Can you turn a course into a game? Jeremy Bushnell teaches Writing Skill classes at Boston University and North Eastern University, and has a fascination for games. He asks his students to play video games, and write reflections on them during his course. He noticed that their engagement was much higher then when they had to reflect on novels. So he challenged himself by experimenting with the same principles used in games in his class (Read more in this article). The most important principle is called the Flow Channel “Get the challenge that matches your present skill”.
It would be great if the thousands of hours of engagement online could be simply copied in our working and even personal lives. No more trouble with my manager about my salary, because I give him a golden star when I get a raise. All discussions with my girlfriend about doing the laundry will vanish into thin air when I tell her that the dryer is the “End Boss” of the washing game. Could it all be that simple? When talking with Jeremy about his lessons learned so far in his experiment, it turns out that there are some bumps on the road that need attention like…
- People love playing games because they’re trivial, but when things are real (like a course at BU)… people take things obviously very serious. With as a result that they don’t like it to fight four or five times with the Boss – Exam before they can get to the next level.
- If you tell your students which skills you want to see during the course, and give them a lot of freedom in when to do so, some of them will wait until the last week (I would do so…). This makes playing and experimenting impossible. Most students are simply not used to this kind of learning environment.
- Suggesting that a situation can be seen as a game may offend some people.

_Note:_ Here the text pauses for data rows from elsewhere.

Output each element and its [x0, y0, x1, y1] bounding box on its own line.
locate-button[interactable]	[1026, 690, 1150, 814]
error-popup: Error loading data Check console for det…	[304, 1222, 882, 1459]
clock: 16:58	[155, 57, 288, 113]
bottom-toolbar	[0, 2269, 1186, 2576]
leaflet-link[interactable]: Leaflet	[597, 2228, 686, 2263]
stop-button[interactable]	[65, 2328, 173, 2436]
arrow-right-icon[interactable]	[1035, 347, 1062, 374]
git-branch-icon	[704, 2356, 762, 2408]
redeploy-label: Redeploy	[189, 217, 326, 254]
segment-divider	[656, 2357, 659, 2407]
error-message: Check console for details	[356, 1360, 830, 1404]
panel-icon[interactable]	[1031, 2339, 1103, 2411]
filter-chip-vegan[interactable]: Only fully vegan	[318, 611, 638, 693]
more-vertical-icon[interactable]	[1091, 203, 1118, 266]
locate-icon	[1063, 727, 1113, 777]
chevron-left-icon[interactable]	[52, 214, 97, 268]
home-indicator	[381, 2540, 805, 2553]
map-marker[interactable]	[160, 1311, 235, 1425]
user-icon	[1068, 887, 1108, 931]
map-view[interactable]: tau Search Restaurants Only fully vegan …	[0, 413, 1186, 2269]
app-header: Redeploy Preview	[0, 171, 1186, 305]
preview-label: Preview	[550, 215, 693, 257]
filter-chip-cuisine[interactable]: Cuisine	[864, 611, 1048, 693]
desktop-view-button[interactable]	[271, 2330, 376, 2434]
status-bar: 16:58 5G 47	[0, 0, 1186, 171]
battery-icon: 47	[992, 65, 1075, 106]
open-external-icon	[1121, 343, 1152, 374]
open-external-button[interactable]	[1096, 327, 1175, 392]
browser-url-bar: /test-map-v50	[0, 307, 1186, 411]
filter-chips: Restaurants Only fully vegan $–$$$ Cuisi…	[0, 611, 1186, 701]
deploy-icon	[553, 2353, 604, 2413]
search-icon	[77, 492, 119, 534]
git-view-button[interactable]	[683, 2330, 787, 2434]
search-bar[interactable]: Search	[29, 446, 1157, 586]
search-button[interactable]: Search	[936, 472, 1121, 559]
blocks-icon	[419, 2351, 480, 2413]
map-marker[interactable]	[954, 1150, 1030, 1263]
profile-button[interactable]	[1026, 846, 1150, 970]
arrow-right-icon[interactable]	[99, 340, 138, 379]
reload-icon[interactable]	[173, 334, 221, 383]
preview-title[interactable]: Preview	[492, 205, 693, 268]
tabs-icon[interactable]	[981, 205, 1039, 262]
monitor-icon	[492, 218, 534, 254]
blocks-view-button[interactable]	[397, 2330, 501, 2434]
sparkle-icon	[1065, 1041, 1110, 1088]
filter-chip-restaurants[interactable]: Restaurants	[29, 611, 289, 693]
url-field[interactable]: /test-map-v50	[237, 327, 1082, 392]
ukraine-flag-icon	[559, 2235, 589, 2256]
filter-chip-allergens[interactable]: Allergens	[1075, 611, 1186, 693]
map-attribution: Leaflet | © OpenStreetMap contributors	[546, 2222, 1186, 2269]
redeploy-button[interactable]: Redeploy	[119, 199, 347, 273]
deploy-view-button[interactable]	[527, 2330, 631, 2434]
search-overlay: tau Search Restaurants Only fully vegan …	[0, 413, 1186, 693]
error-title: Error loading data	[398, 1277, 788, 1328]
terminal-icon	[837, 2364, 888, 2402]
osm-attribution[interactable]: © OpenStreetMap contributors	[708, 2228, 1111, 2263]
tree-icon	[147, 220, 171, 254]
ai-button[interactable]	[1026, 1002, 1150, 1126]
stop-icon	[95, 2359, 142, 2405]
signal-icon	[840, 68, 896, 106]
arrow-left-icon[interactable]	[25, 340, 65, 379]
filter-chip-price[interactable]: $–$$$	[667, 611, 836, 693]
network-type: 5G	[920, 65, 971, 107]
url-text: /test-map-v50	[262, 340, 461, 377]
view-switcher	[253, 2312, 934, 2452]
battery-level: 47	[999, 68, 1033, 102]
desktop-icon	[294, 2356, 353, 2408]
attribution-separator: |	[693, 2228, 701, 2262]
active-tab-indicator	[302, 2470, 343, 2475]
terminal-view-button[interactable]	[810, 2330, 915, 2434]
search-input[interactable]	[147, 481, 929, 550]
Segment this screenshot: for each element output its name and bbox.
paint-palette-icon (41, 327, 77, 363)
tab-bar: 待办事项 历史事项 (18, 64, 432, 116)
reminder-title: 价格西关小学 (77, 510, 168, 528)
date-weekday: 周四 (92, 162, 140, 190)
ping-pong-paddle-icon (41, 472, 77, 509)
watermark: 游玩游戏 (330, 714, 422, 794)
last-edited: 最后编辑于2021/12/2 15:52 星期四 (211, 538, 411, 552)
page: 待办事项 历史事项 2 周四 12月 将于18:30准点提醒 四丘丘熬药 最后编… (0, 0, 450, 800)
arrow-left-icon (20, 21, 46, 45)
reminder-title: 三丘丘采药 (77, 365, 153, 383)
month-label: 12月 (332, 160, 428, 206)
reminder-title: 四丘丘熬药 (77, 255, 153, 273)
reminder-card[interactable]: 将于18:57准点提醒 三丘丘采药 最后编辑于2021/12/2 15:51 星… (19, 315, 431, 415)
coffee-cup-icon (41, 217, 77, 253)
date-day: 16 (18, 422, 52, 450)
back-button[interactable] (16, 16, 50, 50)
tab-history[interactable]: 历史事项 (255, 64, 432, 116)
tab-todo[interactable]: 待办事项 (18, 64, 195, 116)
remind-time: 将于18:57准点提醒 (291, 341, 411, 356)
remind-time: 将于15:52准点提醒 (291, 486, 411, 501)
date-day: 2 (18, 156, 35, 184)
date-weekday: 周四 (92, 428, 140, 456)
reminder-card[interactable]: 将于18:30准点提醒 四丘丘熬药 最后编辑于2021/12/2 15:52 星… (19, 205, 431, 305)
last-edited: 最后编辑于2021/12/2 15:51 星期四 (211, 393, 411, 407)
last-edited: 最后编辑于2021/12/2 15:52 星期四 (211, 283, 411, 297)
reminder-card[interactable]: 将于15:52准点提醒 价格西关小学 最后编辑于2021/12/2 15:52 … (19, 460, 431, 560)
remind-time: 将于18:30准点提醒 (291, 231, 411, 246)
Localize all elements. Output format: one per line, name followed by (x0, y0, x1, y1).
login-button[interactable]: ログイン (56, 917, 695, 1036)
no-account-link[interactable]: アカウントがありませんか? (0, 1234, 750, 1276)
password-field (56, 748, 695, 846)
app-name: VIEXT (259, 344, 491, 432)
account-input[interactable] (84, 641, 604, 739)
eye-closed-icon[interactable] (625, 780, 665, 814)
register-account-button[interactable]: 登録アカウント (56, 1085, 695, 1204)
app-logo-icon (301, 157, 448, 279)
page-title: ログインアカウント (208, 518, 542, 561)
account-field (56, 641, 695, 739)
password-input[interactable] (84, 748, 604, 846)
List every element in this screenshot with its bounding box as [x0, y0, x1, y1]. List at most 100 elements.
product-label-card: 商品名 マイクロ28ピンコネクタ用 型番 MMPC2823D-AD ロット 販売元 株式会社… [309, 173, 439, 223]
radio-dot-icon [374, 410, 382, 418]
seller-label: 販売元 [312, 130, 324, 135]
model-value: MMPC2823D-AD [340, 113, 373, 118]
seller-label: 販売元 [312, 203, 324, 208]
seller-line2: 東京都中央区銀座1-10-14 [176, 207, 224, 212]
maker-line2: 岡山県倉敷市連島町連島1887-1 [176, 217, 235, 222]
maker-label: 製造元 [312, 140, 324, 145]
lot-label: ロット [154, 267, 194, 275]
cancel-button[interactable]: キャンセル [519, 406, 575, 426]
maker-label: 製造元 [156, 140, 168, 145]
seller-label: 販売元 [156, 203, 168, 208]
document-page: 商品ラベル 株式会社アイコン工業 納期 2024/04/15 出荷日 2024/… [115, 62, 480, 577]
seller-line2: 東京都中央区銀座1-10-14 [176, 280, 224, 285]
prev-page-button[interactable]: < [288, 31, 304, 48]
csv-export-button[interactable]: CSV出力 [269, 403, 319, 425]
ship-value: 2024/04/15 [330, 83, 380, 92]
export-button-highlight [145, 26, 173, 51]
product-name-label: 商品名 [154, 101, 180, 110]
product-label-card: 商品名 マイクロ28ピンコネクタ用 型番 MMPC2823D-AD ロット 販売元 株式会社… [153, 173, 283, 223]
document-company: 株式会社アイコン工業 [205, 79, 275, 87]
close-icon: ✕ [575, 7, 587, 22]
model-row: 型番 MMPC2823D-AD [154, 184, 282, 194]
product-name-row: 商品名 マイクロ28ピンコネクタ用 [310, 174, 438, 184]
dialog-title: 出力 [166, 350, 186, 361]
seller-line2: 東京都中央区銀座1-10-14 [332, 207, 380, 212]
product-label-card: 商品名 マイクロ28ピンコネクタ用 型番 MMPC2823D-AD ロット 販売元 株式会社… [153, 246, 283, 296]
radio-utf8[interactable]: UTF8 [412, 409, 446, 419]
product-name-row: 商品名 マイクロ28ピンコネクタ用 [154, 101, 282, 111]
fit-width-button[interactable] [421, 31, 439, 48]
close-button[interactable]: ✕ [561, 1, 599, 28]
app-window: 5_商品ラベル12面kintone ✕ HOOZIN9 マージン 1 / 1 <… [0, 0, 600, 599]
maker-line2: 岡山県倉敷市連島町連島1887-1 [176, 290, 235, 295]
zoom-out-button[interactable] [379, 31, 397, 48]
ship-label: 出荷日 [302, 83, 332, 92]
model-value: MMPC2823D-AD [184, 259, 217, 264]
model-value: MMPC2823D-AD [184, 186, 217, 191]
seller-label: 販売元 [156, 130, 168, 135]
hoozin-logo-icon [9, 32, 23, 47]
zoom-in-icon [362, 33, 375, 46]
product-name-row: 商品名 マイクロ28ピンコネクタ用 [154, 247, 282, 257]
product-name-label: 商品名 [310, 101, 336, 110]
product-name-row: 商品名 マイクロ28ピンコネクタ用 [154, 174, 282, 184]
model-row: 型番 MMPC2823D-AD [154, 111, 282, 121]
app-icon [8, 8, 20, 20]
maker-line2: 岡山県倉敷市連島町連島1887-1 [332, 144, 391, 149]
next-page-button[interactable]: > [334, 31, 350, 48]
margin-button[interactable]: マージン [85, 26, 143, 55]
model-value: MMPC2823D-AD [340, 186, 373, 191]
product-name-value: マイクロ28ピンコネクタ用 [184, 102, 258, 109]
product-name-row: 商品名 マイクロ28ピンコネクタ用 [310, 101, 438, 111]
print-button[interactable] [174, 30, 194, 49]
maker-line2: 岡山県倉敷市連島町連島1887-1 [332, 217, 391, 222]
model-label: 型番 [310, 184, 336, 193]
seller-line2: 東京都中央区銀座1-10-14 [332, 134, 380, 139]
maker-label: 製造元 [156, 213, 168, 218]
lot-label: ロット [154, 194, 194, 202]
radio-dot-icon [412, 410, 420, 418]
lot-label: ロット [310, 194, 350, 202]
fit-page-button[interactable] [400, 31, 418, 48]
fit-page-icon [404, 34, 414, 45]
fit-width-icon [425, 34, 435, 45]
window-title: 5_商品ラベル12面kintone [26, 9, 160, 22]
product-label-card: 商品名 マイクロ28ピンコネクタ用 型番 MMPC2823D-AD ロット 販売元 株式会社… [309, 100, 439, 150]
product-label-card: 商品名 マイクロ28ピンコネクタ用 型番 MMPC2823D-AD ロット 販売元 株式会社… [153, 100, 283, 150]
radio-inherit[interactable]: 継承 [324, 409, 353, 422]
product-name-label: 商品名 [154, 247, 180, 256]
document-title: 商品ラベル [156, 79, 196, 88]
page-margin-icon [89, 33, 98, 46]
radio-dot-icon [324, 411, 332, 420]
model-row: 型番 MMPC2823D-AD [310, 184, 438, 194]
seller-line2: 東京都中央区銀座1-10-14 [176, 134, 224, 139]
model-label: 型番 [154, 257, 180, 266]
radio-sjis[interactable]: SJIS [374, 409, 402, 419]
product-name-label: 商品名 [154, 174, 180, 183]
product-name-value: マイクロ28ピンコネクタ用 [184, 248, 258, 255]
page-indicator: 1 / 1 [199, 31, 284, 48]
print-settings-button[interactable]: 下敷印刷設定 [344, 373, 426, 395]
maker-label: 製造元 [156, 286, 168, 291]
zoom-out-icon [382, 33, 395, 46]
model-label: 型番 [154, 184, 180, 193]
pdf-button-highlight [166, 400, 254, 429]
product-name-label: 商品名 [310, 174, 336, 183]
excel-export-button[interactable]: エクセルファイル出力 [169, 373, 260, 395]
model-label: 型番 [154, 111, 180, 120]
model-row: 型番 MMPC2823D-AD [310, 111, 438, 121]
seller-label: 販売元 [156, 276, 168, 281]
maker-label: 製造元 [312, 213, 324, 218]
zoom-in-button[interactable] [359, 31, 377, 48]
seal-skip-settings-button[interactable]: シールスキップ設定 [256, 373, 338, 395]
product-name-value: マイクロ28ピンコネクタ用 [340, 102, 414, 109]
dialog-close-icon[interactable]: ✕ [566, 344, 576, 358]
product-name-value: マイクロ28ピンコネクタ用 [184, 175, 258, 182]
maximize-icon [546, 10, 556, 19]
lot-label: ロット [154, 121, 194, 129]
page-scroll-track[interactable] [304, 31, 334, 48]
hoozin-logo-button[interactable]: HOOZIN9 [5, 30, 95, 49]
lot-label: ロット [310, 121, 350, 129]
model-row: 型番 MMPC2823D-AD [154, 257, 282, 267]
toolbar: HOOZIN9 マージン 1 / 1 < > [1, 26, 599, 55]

The word Game can therefor be treacherous if the other is not acquainted with the gaming principles.
Or… we can learn from this really interesting experiment (and others): It could be very helpful to break a complex problem into smaller bits that match the skills of the person. Create easier games, and call them differently so people feel that they are taken seriously. Most managers are for instance really afraid to play “Tag, you’re it” in public. Not because they don’t know how to play it, but for other more personal reasons like afraid to be laughed at doing silly things. So break “silly things” in more easy challenges like “shake hands with somebody you don’t know”.